Rejected plan for Tesco 'supermarket-led development' in Bromley-by-Bow
A sobering report in The Times illustrates the immense ambition that Tesco harbours of weaving itself into the fabric of society in this country.
The scale of the supermarket behemoth's proposal is huge. Evidently tired of colonising existing towns by introducing brightly-lit stores on every street corner, they're now planning four 'supermarket-led developments' in south-eastern England: anodyne conurbations with great swathes of housing orbiting the plentiful Tesco moored at the centre. As the Times report chillingly predicts:
The plans raise the prospect of people finding a home in a “mini-village” through the company’s estate agent service, securing a mortgage through its banking arm and fitting it out with Tesco products bought on one of the company’s credit cards.

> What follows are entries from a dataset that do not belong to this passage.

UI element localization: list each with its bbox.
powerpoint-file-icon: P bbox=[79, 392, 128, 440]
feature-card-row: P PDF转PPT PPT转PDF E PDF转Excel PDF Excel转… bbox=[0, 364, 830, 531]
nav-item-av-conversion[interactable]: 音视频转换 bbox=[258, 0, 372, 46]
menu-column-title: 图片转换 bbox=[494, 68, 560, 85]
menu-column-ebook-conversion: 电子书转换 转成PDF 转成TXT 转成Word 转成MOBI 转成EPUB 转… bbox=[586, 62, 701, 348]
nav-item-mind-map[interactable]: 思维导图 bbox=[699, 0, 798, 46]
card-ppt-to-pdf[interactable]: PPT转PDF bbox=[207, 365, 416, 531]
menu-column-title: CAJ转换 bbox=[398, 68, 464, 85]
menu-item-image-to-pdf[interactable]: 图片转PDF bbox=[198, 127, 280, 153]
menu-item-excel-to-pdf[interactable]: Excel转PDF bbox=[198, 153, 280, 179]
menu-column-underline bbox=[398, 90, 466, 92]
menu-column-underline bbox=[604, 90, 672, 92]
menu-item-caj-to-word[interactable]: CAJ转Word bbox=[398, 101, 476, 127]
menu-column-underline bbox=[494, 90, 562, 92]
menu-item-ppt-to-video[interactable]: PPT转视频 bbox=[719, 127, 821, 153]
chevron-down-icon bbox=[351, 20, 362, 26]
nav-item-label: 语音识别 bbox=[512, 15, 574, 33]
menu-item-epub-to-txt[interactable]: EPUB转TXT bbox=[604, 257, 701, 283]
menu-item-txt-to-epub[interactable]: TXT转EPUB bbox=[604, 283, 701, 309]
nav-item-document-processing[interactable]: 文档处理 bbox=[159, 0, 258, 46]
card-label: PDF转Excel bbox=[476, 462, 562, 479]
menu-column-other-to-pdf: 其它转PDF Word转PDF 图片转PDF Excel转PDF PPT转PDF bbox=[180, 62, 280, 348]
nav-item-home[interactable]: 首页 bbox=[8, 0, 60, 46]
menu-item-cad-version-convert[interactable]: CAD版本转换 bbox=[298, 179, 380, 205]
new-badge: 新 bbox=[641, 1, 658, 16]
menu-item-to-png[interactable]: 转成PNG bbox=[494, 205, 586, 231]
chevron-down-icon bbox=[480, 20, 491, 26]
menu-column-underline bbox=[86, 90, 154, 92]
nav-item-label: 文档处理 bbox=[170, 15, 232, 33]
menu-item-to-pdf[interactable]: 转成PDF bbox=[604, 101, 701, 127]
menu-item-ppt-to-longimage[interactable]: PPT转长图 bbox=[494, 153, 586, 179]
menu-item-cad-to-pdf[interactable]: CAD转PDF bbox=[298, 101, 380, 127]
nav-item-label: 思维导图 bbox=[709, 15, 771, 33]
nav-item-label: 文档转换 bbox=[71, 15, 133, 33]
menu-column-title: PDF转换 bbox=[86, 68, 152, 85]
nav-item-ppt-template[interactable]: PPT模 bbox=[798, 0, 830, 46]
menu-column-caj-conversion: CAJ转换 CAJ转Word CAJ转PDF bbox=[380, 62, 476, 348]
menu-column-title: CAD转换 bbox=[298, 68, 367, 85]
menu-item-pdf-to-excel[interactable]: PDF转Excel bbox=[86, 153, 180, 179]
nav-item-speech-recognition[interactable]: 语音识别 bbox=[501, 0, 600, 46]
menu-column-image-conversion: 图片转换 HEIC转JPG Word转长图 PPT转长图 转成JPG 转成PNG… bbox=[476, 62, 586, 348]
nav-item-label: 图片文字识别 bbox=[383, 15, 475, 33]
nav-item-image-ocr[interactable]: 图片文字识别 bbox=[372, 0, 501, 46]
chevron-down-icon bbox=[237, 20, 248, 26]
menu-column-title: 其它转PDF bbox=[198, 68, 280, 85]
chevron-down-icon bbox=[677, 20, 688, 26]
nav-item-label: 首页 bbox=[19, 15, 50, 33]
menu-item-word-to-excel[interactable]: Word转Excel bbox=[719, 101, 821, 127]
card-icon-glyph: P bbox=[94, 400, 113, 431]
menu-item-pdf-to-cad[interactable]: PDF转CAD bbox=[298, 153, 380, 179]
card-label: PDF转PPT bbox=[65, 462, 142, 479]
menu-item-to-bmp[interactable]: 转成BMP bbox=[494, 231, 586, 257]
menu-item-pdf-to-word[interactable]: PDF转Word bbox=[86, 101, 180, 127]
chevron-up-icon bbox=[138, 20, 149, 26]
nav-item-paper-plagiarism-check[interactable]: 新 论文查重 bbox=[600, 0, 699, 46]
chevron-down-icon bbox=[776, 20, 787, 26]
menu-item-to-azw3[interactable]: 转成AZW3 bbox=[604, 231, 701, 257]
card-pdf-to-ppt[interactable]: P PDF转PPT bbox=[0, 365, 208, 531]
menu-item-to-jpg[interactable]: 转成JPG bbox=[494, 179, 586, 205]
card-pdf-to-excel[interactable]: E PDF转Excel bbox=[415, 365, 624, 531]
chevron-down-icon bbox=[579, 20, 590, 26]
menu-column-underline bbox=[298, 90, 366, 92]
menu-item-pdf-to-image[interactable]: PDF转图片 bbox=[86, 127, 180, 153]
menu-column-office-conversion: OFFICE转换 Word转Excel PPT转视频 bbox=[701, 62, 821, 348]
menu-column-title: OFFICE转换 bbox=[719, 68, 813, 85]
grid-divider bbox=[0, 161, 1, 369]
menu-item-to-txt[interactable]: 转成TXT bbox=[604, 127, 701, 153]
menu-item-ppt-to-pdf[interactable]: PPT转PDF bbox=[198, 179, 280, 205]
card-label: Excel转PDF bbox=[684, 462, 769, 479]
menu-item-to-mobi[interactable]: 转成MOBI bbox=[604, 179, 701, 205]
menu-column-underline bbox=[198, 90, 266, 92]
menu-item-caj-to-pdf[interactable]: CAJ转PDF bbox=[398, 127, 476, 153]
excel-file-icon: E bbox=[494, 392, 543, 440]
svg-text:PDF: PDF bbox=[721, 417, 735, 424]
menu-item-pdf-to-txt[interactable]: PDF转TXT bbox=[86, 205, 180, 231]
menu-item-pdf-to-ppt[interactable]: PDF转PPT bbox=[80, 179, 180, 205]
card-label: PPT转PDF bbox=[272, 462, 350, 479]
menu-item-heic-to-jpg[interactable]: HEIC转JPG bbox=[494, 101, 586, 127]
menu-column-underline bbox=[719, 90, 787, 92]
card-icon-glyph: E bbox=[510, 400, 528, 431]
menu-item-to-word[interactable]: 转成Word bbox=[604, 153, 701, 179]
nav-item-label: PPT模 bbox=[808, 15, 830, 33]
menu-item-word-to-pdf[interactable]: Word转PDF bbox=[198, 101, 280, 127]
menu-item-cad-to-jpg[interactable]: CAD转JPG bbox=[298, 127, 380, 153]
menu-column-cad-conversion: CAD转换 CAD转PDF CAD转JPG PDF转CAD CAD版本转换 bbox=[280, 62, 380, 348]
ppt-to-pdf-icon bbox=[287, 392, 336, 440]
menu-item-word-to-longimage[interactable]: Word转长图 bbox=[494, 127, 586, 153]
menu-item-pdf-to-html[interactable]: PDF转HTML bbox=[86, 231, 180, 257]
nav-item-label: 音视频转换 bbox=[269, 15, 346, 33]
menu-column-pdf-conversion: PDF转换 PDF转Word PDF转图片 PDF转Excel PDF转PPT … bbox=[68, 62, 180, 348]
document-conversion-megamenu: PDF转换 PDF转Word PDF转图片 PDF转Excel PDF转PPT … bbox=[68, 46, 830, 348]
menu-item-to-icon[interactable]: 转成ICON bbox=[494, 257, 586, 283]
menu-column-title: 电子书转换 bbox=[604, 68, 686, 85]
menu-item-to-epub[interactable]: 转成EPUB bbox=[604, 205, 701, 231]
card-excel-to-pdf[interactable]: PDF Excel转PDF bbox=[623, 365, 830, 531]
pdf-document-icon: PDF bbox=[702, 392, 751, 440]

Good job they're training us all in the Tesco doctrine with those primly-voiced self checkout machines.
In London, the company has major development projects in the pipeline for Streatham, Woolwich, and Bromley-by-Bow. The £160m Bromley scheme recently ran into trouble with architectural watchdog Cabe, who strongly criticised the design (pictured above) on the grounds that "most future residents would be looking out on grid-locked traffic or the roof of a huge new Tesco".
As a dystopian snapshot of a future London, it's an apposite description. The world is a giant supermarket, and we're little more than shrink-wrapped slabs of meat collecting dust on the shelves; we just don't realise it yet.